Chairul Huda juga menyayangkan adanya penahanan Tom Lembong, karena berdasarkan Pasal 21 Kitab Undang-Undang Hukum Acara Pidana (KUHAP) harus didahului dengan bukti permulaan yang cukup.
“Menetapkan Tom Lembong sebagai tersangka, sementara belum ada alat buktinya. Bahkan melakukan penahanan, padahal penahanan menurut pasal 21 KUHP harus cukup (bukti)” beber dia.
“Jadi, sekali lagi tergambar kalau memang eksposnya baru-baru kemarin ini tentang ada kerugian keuangan negara, penetapan tersangkanya prematur adalah seperti itu,” jelas Chairul.
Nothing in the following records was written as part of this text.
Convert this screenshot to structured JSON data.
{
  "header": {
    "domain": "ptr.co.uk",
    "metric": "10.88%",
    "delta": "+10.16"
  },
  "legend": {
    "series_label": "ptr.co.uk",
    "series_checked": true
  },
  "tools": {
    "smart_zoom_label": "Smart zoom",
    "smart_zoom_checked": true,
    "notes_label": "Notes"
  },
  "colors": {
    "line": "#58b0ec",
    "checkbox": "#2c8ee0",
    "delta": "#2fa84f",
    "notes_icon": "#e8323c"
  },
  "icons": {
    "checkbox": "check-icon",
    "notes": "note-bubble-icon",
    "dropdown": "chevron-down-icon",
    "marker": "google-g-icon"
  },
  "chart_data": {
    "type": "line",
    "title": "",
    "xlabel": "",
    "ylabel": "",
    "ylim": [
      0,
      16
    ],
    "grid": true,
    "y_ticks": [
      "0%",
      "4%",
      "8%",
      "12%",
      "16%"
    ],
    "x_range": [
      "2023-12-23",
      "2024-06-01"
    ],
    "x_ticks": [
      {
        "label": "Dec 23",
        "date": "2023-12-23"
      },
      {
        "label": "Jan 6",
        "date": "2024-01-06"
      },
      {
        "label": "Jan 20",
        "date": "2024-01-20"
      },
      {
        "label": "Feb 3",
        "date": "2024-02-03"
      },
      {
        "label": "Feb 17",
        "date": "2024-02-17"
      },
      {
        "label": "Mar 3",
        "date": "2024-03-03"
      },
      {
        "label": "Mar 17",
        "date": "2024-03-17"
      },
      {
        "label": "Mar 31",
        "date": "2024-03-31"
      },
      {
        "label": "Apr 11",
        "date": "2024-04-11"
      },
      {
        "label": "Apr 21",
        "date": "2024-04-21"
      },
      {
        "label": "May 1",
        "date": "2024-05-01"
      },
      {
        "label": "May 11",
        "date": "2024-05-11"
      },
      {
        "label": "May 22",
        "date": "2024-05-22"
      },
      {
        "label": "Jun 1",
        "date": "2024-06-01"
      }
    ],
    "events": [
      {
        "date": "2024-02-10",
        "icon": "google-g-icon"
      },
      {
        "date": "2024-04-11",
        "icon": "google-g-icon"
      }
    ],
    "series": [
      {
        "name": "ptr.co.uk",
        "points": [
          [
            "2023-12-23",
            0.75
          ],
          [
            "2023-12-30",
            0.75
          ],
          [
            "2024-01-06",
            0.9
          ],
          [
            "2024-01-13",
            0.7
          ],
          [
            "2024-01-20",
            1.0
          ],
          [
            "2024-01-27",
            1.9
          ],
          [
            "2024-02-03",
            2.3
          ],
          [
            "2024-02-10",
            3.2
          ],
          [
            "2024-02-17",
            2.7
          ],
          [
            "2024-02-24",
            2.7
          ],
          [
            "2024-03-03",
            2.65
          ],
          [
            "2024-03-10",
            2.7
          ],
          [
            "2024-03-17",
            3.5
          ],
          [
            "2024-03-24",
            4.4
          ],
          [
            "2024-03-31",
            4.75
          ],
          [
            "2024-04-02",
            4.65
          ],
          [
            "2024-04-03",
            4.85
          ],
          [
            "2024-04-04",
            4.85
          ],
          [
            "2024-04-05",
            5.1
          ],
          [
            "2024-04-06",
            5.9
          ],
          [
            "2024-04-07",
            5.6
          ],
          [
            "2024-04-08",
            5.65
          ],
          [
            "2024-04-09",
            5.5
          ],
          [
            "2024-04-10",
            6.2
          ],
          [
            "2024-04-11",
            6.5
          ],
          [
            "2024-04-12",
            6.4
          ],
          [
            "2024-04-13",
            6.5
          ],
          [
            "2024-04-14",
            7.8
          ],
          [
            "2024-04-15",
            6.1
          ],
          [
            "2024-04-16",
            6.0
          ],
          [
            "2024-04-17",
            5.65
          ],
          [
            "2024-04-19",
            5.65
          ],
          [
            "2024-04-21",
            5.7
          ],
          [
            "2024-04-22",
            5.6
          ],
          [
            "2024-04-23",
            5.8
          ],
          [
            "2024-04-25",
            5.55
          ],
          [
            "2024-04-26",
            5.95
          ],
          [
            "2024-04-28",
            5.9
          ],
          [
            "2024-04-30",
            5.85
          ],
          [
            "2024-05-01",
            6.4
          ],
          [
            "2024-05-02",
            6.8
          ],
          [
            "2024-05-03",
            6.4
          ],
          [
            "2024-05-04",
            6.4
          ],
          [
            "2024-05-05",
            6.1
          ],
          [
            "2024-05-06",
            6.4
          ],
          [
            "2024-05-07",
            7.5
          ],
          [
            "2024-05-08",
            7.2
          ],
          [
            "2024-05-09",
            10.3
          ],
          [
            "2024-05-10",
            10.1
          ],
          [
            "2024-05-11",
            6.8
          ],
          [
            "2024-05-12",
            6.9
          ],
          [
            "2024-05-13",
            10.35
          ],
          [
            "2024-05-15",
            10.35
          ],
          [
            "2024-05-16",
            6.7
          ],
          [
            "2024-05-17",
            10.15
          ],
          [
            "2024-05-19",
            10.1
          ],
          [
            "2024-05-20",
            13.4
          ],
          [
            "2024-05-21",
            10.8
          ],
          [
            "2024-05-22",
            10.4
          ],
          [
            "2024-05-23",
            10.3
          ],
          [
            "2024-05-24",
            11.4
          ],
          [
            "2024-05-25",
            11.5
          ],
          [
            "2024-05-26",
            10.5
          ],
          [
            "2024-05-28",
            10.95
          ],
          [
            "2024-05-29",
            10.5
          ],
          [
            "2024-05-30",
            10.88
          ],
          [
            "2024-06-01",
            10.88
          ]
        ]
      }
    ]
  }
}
Dia juga menyatakan sikap Kejagung yang menetapkan Tom Lembong sebagai tersangka korupsi impor gula periode 2015-2016 dinilai sebagai pelanggaran Hak Asasi Manusia (HAM).
Hal ini mengacu pada sejumlah ketentuan yang menyatakan bahwa penetapan tersangka harus berdasarkan bukti.
“Nah, ini tentu melanggar HAM. Undang-undang menentukan, KUHP menentukan, putusan MK 21 2014 menentukan cari dulu buktinya baru tetapkan tersangka. Ini, ya, tetapkan tersangka dulu baru cari bukti, sewenang-wenang,” jelas dia.
Chairul juga tidak menafikan bahwa langkah penyidikan secara tidak langsung sudah melecehkan hukum di Indonesia. Sebab, dugaan bila penahanan Tom Lembong bukan untuk tujuan hukum itu sendiri, melainkan tendensi politik.
“Menurut saya, inilah kalau penyidikan, penetapan tersangka, dan penahanan tidak dilakukan untuk tujuan yang tentukan oleh hukum. Namun, untuk tujuan-tujuan lain di luar hukum, termasuk tujuan politik,” ujar Chairul Huda.(mcr8/jpnn)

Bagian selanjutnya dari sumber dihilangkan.